Маслюхин всегда хотел что-нибудь есть, и особенно тыквенную кашу с маслом, и Мила всегда нарочно приготовляла для него этого корму.
– Вы с дядей, кажется, на зло мне раскармливаете этого урода, – говорила с неудовольствием Глаша, заставая у сестры своего мужа за чашкой дымящейся каши. – Ты бы, болван, на брюхо-то свое посмотрел, – обращалась она к своему мужу.
Маслюхин вздыхал, покидая недоеденную кашу, нехотя поднимался со стула и тянул на бакшу сверлить свои огуречные ведра. Иногда, проходя мимо своего двора, он вдруг останавливался и давал приказания переставить с места на место старые колья или кричал что-нибудь на детей; но ни рабочие, ни дети его не слушались. Были прежде у него между домочадцами друзья, но и их холопская дружба была рабски холодна и невыразительна.
– Я совсем тебя с дядей не понимаю, что это вы его у себя держите? – начинала по уходе мужа Маслюхина.
– Ну, вот… Еще что выдумай. Кто его держит? – отвечала сестре немного резко Милочка.
– А зачем он тут сидит?
– А ты спроси его, зачем он сидит? Почему я знаю, зачем он сидит? Сиденье есть, он и сидит.

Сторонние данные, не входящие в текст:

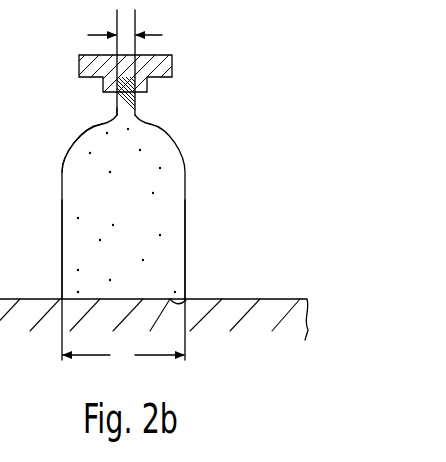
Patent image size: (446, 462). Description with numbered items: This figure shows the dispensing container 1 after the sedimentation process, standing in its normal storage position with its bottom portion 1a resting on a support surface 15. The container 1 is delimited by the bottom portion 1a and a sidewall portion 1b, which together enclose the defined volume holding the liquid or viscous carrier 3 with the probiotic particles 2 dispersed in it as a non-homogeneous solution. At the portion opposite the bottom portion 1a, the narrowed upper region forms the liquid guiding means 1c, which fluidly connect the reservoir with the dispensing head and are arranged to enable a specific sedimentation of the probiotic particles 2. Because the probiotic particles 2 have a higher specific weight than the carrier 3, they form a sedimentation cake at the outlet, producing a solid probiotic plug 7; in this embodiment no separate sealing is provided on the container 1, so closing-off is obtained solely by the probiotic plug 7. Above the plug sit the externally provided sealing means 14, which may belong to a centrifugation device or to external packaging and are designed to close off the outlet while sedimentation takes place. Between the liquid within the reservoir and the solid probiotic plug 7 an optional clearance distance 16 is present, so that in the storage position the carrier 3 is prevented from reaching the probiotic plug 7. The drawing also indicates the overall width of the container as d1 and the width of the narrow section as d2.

The dispensing container 1 is at (200, 186).
The bottom portion 1a is at (187, 303).
The sidewall portion 1b is at (187, 248).
The liquid guiding means 1c is at (163, 137).
The probiotic particles 2 is at (80, 183).
The liquid or viscous carrier 3 is at (80, 242).
The probiotic plug 7 is at (117, 110).
The sealing means 14 is at (168, 62).
The support surface 15 is at (268, 345).
The clearance distance 16 is at (137, 113).
The container diameter d1 is at (123, 333).
The rod diameter d2 is at (125, 31).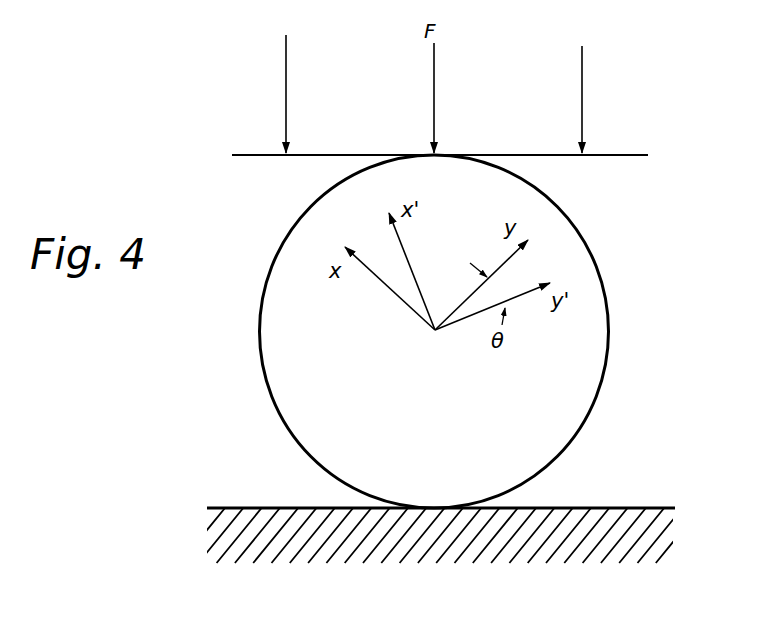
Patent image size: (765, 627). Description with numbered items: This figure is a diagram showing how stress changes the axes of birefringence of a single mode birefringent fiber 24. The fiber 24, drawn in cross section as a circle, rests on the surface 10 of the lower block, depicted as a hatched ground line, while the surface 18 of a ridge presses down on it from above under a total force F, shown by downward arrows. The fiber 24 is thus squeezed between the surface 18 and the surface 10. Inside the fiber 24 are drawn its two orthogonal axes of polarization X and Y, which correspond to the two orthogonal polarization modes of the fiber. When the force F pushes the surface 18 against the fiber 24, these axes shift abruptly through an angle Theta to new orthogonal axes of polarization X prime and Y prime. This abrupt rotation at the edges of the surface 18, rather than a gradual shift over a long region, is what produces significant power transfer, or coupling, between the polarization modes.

The surface of the lower block 10 is at (632, 508).
The surface of the ridge 18 is at (623, 158).
The birefringent fiber 24 is at (609, 315).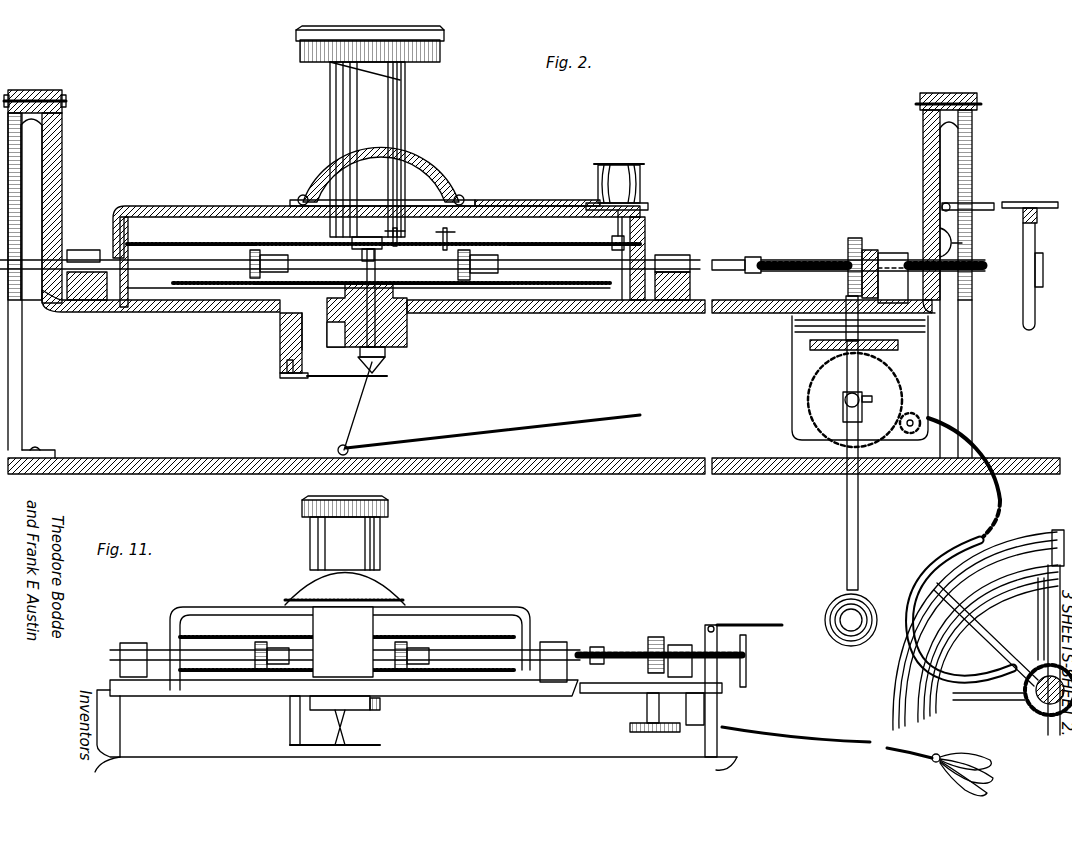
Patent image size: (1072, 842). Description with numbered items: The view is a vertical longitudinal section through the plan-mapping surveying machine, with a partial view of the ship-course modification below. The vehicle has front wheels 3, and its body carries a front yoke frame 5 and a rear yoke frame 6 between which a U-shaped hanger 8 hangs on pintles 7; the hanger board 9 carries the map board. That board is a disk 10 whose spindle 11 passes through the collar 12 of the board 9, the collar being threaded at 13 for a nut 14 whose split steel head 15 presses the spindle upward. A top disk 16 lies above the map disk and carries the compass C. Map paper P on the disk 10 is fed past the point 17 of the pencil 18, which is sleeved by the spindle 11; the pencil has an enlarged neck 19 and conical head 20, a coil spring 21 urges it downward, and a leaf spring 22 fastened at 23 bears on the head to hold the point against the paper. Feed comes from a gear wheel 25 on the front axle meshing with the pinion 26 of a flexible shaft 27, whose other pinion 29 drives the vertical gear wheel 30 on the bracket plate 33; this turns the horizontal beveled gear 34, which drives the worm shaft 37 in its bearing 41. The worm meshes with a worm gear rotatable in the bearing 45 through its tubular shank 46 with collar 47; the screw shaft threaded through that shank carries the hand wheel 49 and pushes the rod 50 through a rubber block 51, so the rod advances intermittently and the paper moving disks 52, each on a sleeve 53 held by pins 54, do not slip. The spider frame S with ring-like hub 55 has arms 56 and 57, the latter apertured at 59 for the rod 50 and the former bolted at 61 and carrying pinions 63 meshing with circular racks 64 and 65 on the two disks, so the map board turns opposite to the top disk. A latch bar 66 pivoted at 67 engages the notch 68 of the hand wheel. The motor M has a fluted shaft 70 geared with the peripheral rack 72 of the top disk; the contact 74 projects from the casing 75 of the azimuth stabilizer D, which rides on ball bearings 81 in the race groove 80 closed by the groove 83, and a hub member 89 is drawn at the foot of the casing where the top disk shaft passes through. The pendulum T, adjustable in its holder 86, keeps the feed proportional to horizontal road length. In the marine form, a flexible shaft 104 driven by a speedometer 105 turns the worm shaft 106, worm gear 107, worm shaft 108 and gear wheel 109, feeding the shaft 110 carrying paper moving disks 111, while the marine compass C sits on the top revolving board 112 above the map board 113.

In FIG. 2, the front wheels 3 is at (1022, 540).
In FIG. 2, the front yoke frame 5 is at (972, 140).
In FIG. 2, the rear yoke frame 6 is at (30, 160).
In FIG. 2, the pintles 7 is at (60, 98).
In FIG. 2, the U-shaped hanger 8 is at (62, 181).
In FIG. 2, the hanger board 9 is at (160, 313).
In FIG. 2, the map board disk 10 is at (525, 290).
In FIG. 2, the spindle 11 is at (395, 345).
In FIG. 2, the collar 12 is at (418, 332).
In FIG. 2, the external thread 13 is at (352, 400).
In FIG. 2, the nut 14 is at (416, 336).
In FIG. 2, the split steel head 15 is at (334, 342).
In FIG. 2, the top disk 16 is at (172, 243).
In FIG. 2, the pencil point 17 is at (280, 322).
In FIG. 2, the pencil 18 is at (284, 348).
In FIG. 2, the enlarged neck 19 is at (385, 378).
In FIG. 2, the conical head 20 is at (366, 372).
In FIG. 2, the coil spring 21 is at (388, 355).
In FIG. 2, the leaf spring 22 is at (340, 368).
In FIG. 2, the fastening point 23 is at (318, 332).
In FIG. 2, the gear wheel 25 is at (1045, 718).
In FIG. 2, the pinion 26 is at (1035, 660).
In FIG. 2, the flexible shaft 27 is at (925, 548).
In FIG. 2, the pinion 29 is at (292, 362).
In FIG. 2, the vertical gear wheel 30 is at (900, 373).
In FIG. 2, the bracket plate 33 is at (795, 342).
In FIG. 2, the horizontal beveled gear 34 is at (818, 352).
In FIG. 2, the worm shaft 37 is at (852, 238).
In FIG. 2, the bearing 41 is at (846, 302).
In FIG. 2, the bearing 45 is at (894, 254).
In FIG. 2, the tubular shank 46 is at (808, 260).
In FIG. 2, the collar 47 is at (908, 252).
In FIG. 2, the hand wheel 49 is at (1023, 230).
In FIG. 2, the rod 50 is at (725, 262).
In FIG. 2, the rubber block 51 is at (760, 257).
In FIG. 2, the paper moving disks 52 is at (450, 262).
In FIG. 2, the sleeve 53 is at (495, 262).
In FIG. 2, the pins 54 is at (255, 250).
In FIG. 2, the ring-like hub 55 is at (296, 203).
In FIG. 2, the spider arms 56 is at (102, 300).
In FIG. 2, the spider arms 57 is at (155, 206).
In FIG. 2, the apertures 59 is at (112, 258).
In FIG. 2, the bolted connection 61 is at (288, 256).
In FIG. 2, the gear pinions 63 is at (466, 252).
In FIG. 2, the circular rack 64 is at (132, 300).
In FIG. 2, the circular rack 65 is at (133, 225).
In FIG. 2, the latch bar 66 is at (1010, 202).
In FIG. 2, the pivot 67 is at (950, 206).
In FIG. 2, the notch 68 is at (1023, 212).
In FIG. 2, the motor shaft 70 is at (612, 240).
In FIG. 2, the peripheral rack 72 is at (556, 250).
In FIG. 2, the contact 74 is at (418, 178).
In FIG. 2, the casing 75 is at (331, 112).
In FIG. 2, the ball race 80 is at (462, 206).
In FIG. 2, the ball bearings 81 is at (300, 196).
In FIG. 2, the groove 83 is at (482, 204).
In FIG. 2, the holder 86 is at (843, 412).
In FIG. 2, the hub 89 is at (366, 237).
In FIG. 11, the flexible shaft 104 is at (828, 728).
In FIG. 11, the speedometer 105 is at (966, 768).
In FIG. 11, the worm shaft 106 is at (650, 735).
In FIG. 11, the worm gear 107 is at (645, 728).
In FIG. 11, the worm shaft 108 is at (672, 645).
In FIG. 11, the gear wheel 109 is at (650, 637).
In FIG. 11, the shaft 110 is at (598, 647).
In FIG. 11, the paper moving disks 111 is at (262, 650).
In FIG. 11, the top revolving board 112 is at (398, 645).
In FIG. 11, the map board 113 is at (236, 672).
In FIG. 2, the compass C is at (446, 52).
In FIG. 11, the compass C is at (390, 510).
In FIG. 2, the azimuth stabilizer D is at (408, 100).
In FIG. 11, the azimuth stabilizer D is at (382, 542).
In FIG. 2, the motor M is at (622, 160).
In FIG. 2, the map paper P is at (495, 300).
In FIG. 2, the spider frame S is at (212, 205).
In FIG. 2, the pendulum T is at (848, 596).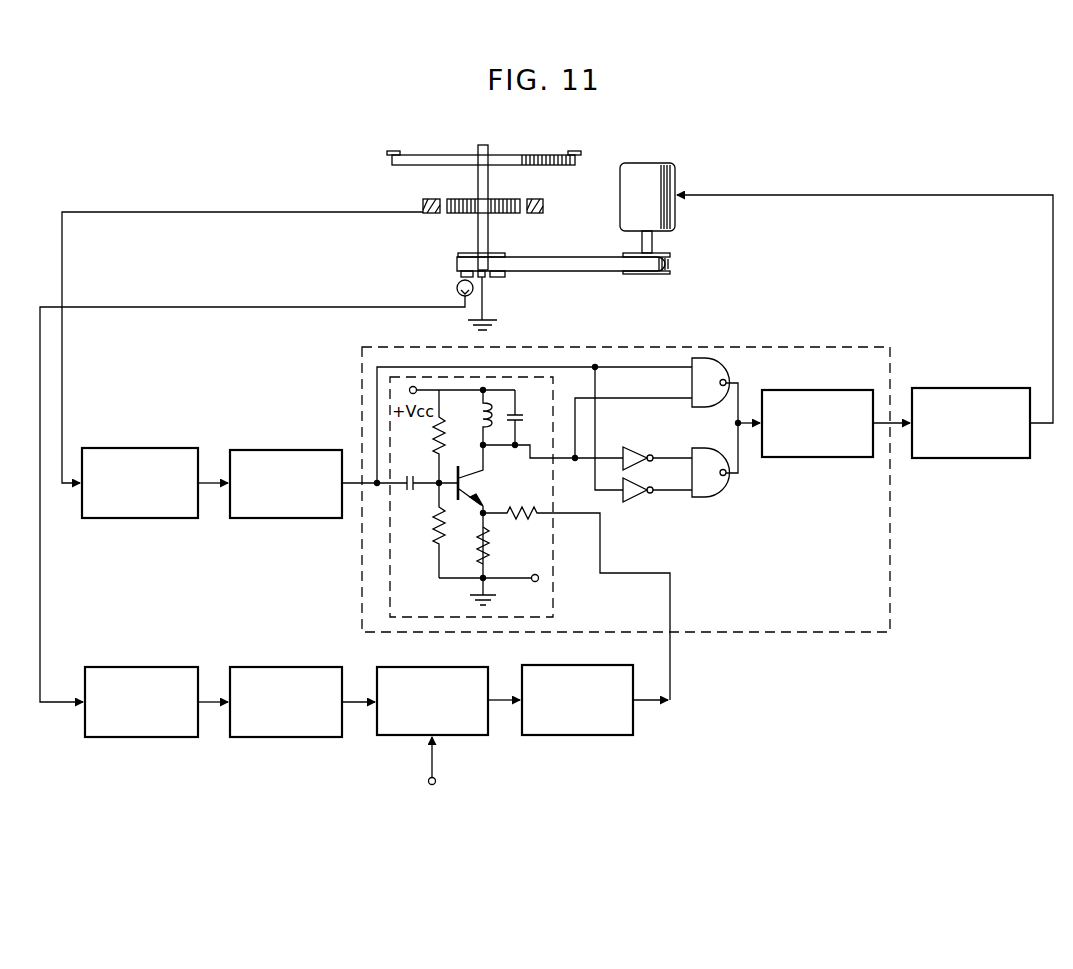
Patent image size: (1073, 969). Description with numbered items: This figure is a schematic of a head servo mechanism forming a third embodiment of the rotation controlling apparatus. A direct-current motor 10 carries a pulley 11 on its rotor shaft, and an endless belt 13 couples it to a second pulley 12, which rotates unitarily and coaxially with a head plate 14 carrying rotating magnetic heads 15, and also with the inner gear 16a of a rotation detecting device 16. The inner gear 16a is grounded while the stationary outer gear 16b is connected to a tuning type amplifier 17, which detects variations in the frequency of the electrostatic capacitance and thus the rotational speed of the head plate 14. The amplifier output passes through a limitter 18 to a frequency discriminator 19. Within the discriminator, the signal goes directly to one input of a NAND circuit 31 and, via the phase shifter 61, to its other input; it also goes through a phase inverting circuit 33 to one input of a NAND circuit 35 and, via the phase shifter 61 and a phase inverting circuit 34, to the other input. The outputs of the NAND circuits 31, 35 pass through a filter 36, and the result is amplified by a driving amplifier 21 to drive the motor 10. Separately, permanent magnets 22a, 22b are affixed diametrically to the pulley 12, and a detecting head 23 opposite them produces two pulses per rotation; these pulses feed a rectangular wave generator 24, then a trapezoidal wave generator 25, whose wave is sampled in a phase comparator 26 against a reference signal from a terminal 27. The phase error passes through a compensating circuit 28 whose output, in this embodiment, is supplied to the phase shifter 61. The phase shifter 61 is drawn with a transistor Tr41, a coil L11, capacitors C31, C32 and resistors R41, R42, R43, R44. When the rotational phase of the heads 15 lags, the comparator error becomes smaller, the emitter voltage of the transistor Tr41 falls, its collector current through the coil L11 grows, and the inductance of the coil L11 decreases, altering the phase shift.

The DC motor 10 is at (673, 180).
The pulley 11 is at (665, 255).
The pulley 12 is at (498, 254).
The endless belt 13 is at (576, 271).
The head plate 14 is at (440, 155).
The rotating magnetic heads 15 is at (388, 152).
The rotation detecting device 16 is at (509, 196).
The inner gear 16a is at (462, 214).
The outer gear 16b is at (541, 214).
The tuning type amplifier 17 is at (123, 448).
The limitter 18 is at (263, 450).
The frequency discriminator 19 is at (763, 347).
The driving amplifier 21 is at (947, 388).
The permanent magnet 22a is at (460, 276).
The permanent magnet 22b is at (501, 277).
The detecting head 23 is at (458, 291).
The rectangular wave generator 24 is at (152, 667).
The trapezoidal wave generator 25 is at (263, 667).
The phase comparator 26 is at (457, 735).
The terminal 27 is at (428, 780).
The compensating circuit 28 is at (577, 735).
The NAND circuit 31 is at (710, 360).
The phase inverting circuit 33 is at (628, 447).
The phase inverting circuit 34 is at (628, 502).
The NAND circuit 35 is at (712, 494).
The filter 36 is at (795, 390).
The phase shifter 61 is at (390, 388).
The capacitor C31 is at (424, 500).
The capacitor C32 is at (529, 417).
The coil L11 is at (472, 417).
The resistor R41 is at (423, 436).
The resistor R42 is at (437, 540).
The resistor R43 is at (499, 550).
The resistor R44 is at (576, 596).
The transistor Tr41 is at (485, 511).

– А дома у него сиденья нет? Мог бы делом каким-нибудь заниматься.
– Каким? каким делом он мог бы заниматься? – возразила с нетерпеливою гримасой Мила.
– Да я знаю, что тебе лишь бы спорить.
– Нечего мне спорить; а каким же делом он может заниматься? Ты сама очень хорошо знаешь, что ты пустяки это говоришь. Таких дел нет, которыми бы он мог заниматься.
– Купцы по большей части все дураки, а однако ж чем-нибудь занимаются, – заговорила наморщась Глаша. – Или, по крайней мере, пусть же не слоняется, чтоб не видели его, дурака, каждую минуту.
– Спрячь, пожалуйста, спрячь, – отвечала вышедшая на этот раз из терпения Мила. – Нет, мой друг, нечего уж его таить; не яблочко, в карман его не положишь.
– Да, дитя, да, не спрячешь, – поддержал, вздохнув, и Пизонский.
Глаша села к столу, и через минуту ее китайские глазки наполнились крупными слезами, которые несколько секунд дрожали на ресницах и потом быстро бежали ручейками по щекам к нежному, тоненькому подбородку.